Hayden Reinvention: Monthly Update (August 2018)

Published Aug. 21, 2018
Updated Oct. 18, 2021

New openings in the floors on Levels 4 and 3 for the new elevator core.
The work on Hayden tower is just short of six months old and making excellent progress.  I have put together an album of the photos taken on this week’s formal walkabout:  August 17, 2018 Renovation Walk Through .  Two points of news.

First, looking forward, there will be a short period now when the construction area on the main level of Hayden ’89 (the ‘lower concourse’) will have to be extended further even than it is now.  This will involve some significant disruption of working habits for students looking to use computers particularly.  We will staff this to help people still get their work done and to be aware of other opportunities.  (The space we will be using in Armstrong Hall for this academic year and next is particularly important for this.)  The purpose is pretty direct:  very heavy concrete work will be going on over that space and best practice directs that we protect the space until the people, the construction tools, and the concrete mixers are out of the way.

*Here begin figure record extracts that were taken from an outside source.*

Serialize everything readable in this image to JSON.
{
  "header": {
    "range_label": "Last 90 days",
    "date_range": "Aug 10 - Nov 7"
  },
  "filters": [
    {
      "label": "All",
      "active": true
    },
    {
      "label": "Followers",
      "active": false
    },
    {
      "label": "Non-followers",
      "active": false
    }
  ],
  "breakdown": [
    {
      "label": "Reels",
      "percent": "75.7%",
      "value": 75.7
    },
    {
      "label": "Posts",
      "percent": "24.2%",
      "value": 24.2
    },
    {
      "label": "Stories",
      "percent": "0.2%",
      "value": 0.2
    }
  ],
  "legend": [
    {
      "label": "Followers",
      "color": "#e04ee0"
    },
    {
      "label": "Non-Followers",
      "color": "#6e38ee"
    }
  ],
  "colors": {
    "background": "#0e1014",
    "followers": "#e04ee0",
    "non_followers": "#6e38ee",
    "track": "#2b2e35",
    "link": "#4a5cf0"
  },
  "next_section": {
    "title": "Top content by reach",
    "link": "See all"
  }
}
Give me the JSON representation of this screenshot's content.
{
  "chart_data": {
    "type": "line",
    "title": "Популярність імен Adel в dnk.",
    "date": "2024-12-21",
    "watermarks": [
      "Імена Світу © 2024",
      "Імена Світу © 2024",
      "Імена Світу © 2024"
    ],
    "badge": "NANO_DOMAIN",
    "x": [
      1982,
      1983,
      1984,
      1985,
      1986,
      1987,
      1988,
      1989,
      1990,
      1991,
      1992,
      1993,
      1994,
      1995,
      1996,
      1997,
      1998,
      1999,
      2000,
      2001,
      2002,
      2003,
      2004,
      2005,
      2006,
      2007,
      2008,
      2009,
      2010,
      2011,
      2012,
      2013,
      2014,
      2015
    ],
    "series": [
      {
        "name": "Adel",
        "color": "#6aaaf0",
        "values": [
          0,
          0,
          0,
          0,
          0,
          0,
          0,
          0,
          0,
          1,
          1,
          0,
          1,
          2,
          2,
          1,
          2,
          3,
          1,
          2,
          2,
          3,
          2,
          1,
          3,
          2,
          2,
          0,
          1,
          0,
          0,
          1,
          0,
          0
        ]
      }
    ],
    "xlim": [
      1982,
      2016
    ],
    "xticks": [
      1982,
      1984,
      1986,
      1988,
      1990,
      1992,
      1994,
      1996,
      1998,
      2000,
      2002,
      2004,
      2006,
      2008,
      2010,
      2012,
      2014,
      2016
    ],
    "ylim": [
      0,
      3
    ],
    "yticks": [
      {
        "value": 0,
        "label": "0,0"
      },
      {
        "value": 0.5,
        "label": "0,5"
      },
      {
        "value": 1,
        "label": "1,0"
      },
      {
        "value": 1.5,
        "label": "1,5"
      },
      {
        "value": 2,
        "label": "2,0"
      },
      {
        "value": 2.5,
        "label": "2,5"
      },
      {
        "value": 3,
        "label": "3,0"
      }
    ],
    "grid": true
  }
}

Second, we sent out notes last week when we had a water invasion into Hayden ’89 from the construction side.  I’m happy to say that the total number of books requiring conservation intervention is in the low to middle two figures and the risk of repetition has significantly reduced.  The period of real vulnerability is almost over.  What happened was the classic ‘perfect storm’.  On one hand, the structure of the old clerestory was being removed and the existing construction joining the ’89 and ’66 wings was at maximum exposure:  that will close up very soon.  On the other hand, we had a truly amazing monsoon rain storm beginning at about midnight.  Estimates are that something like 3.5 inches of rain fell in thirty minutes, preceded by high winds that had ripped some of the protective structures out of place.  Water penetrated in the areas of C41 and the new stacks on the lower level and on the lowest level in the area of the bookstacks.  Construction supervisors came on site as the storm was finishing and worked with remediation specialists all night.  As of this past week, significant plastic protection was still in place in all the areas where books could be exposed and we will continue to review the need until we are certain that conditions have stabilized and normal protection against the elements restored.  It helps to know that in none of the affected areas do library materials actually reach the floor – there is always a gap, so when water spreads soaking carpet, e.g., the books can escape all contact. 

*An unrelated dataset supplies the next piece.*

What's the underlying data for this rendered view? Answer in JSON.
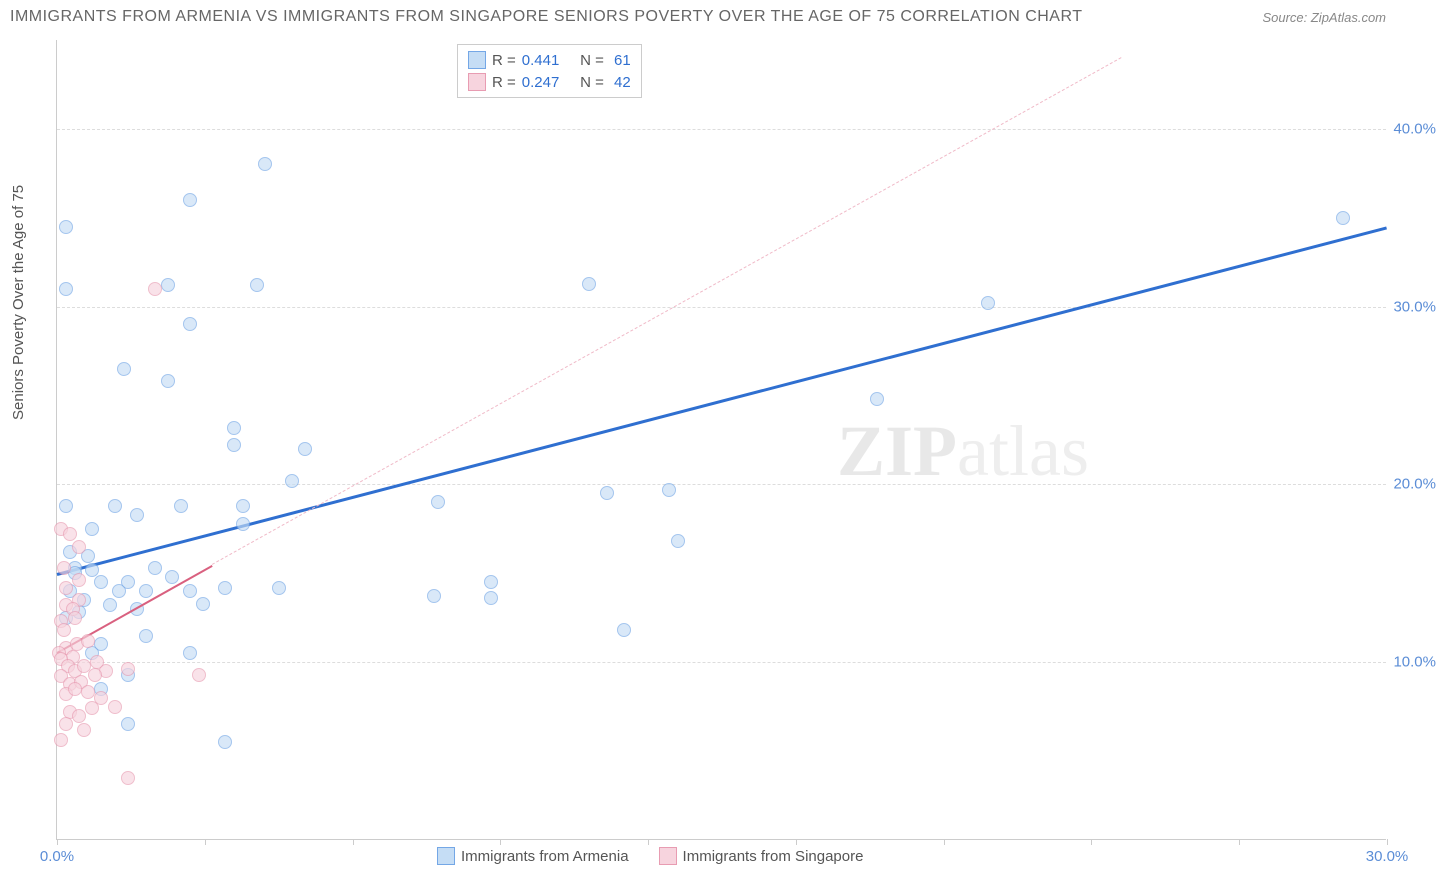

Photo from inside level 2 of Hayden Library looking out, showing the progress being made to enclose the moat on the south west corner of the building.
Taken from inside Level of Hayden Library, showing the progress being made to enclose the moat on the south west corner of the building.

Obviously this is not something we foresaw or want to repeat.  After our walkabout this week, I’m confident that we have measures now in place and I’m grateful to all who participated in the intervention and restoration from this. 

And we got a bonus.  After the storm, there was also water invasion in our Reflection Room on the lowest level of ’89, well away from where the other water came.  Given the timing and given the history of small leaks in Hayden ’89, we assumed rain was the culprit.  But with all the other problems, we got more attention for the problem than usual and it now appears that the cause was unrelated – in fact, likely a very small (to the eye) water problem in the kitchen of Charlie’s café, dismissed as trivial by the staff there but in fact dripping down through the floor and into the space below.  We think we can solve this problem once and for all quickly now.

The photos in my album will show that there is much more progress:  removal of the clerestory, opening floors for the new elevator core, opening the outside walls on the first and second floor where the old granite (preserved for other use) will be replaced by glass, giving us a much opener and brighter space.  It is just beginning to be possible to see something of what the new space will be like.